In 2008, the U.S. Supreme Court, in a 6-3 vote, upheld Indiana's voter ID statute. So seeking judicial relief may be difficult. Nonetheless, the Justice Department should vigorously challenge these laws, particularly in states covered by the Voting Rights Act.
And the court should be asked to review the issue again in light of new evidence that these laws have a real impact in restricting the rights of particular voter groups.
"This requirement is just a poll tax by another name," declared state Sen. Wendy Davis when Texas was debating its ID law earlier this year. In the bad old days, poll taxes, now outlawed by the 24th Amendment, were used to keep African-Americans from voting. Even if the Supreme Court didn't see things her way, Davis is right. This is the civil rights issue of our moment.
In part because of a surge of voters who had not cast ballots before, the United States elected its first African-American president in 2008. Are we now going to witness a subtle return of Jim Crow voting laws?

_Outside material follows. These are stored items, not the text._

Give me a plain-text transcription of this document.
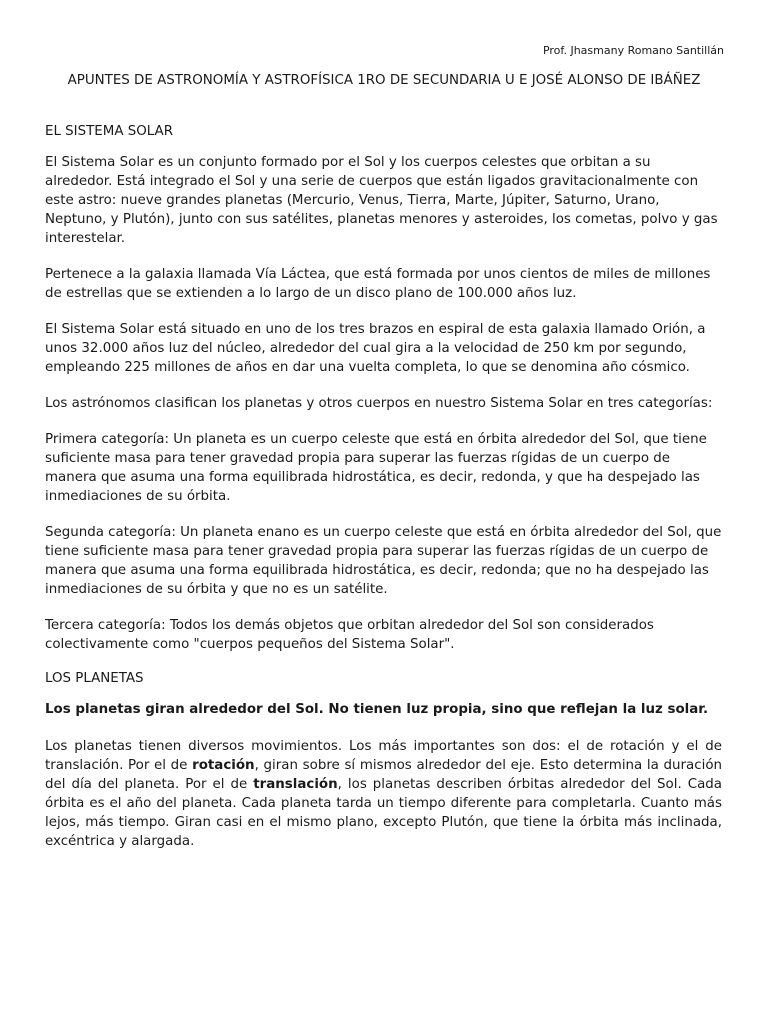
Prof. Jhasmany Romano Santillán

APUNTES DE ASTRONOMÍA Y ASTROFÍSICA 1RO DE SECUNDARIA U E JOSÉ ALONSO DE IBÁÑEZ
EL SISTEMA SOLAR

El Sistema Solar es un conjunto formado por el Sol y los cuerpos celestes que orbitan a su alrededor. Está integrado el Sol y una serie de cuerpos que están ligados gravitacionalmente con este astro: nueve grandes planetas (Mercurio, Venus, Tierra, Marte, Júpiter, Saturno, Urano, Neptuno, y Plutón), junto con sus satélites, planetas menores y asteroides, los cometas, polvo y gas interestelar.

Pertenece a la galaxia llamada Vía Láctea, que está formada por unos cientos de miles de millones de estrellas que se extienden a lo largo de un disco plano de 100.000 años luz.

El Sistema Solar está situado en uno de los tres brazos en espiral de esta galaxia llamado Orión, a unos 32.000 años luz del núcleo, alrededor del cual gira a la velocidad de 250 km por segundo, empleando 225 millones de años en dar una vuelta completa, lo que se denomina año cósmico.

Los astrónomos clasifican los planetas y otros cuerpos en nuestro Sistema Solar en tres categorías:

Primera categoría: Un planeta es un cuerpo celeste que está en órbita alrededor del Sol, que tiene suficiente masa para tener gravedad propia para superar las fuerzas rígidas de un cuerpo de manera que asuma una forma equilibrada hidrostática, es decir, redonda, y que ha despejado las inmediaciones de su órbita.

Segunda categoría: Un planeta enano es un cuerpo celeste que está en órbita alrededor del Sol, que tiene suficiente masa para tener gravedad propia para superar las fuerzas rígidas de un cuerpo de manera que asuma una forma equilibrada hidrostática, es decir, redonda; que no ha despejado las inmediaciones de su órbita y que no es un satélite.

Tercera categoría: Todos los demás objetos que orbitan alrededor del Sol son considerados colectivamente como "cuerpos pequeños del Sistema Solar".

LOS PLANETAS

Los planetas giran alrededor del Sol. No tienen luz propia, sino que reflejan la luz solar.

Los planetas tienen diversos movimientos. Los más importantes son dos: el de rotación y el de translación. Por el de rotación, giran sobre sí mismos alrededor del eje. Esto determina la duración del día del planeta. Por el de translación, los planetas describen órbitas alrededor del Sol. Cada órbita es el año del planeta. Cada planeta tarda un tiempo diferente para completarla. Cuanto más lejos, más tiempo. Giran casi en el mismo plano, excepto Plutón, que tiene la órbita más inclinada, excéntrica y alargada.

Whether or not these laws can be rolled back, their existence should unleash a great civic campaign akin to the voter registration drives of the civil rights years. The poor, the young and people of color should get their IDs, flock to the polls and insist on their right to vote in 2012.
If voter suppression is to occur, let it happen for all to see. The whole world, which watched us with admiration and respect in 2008, will be watching again.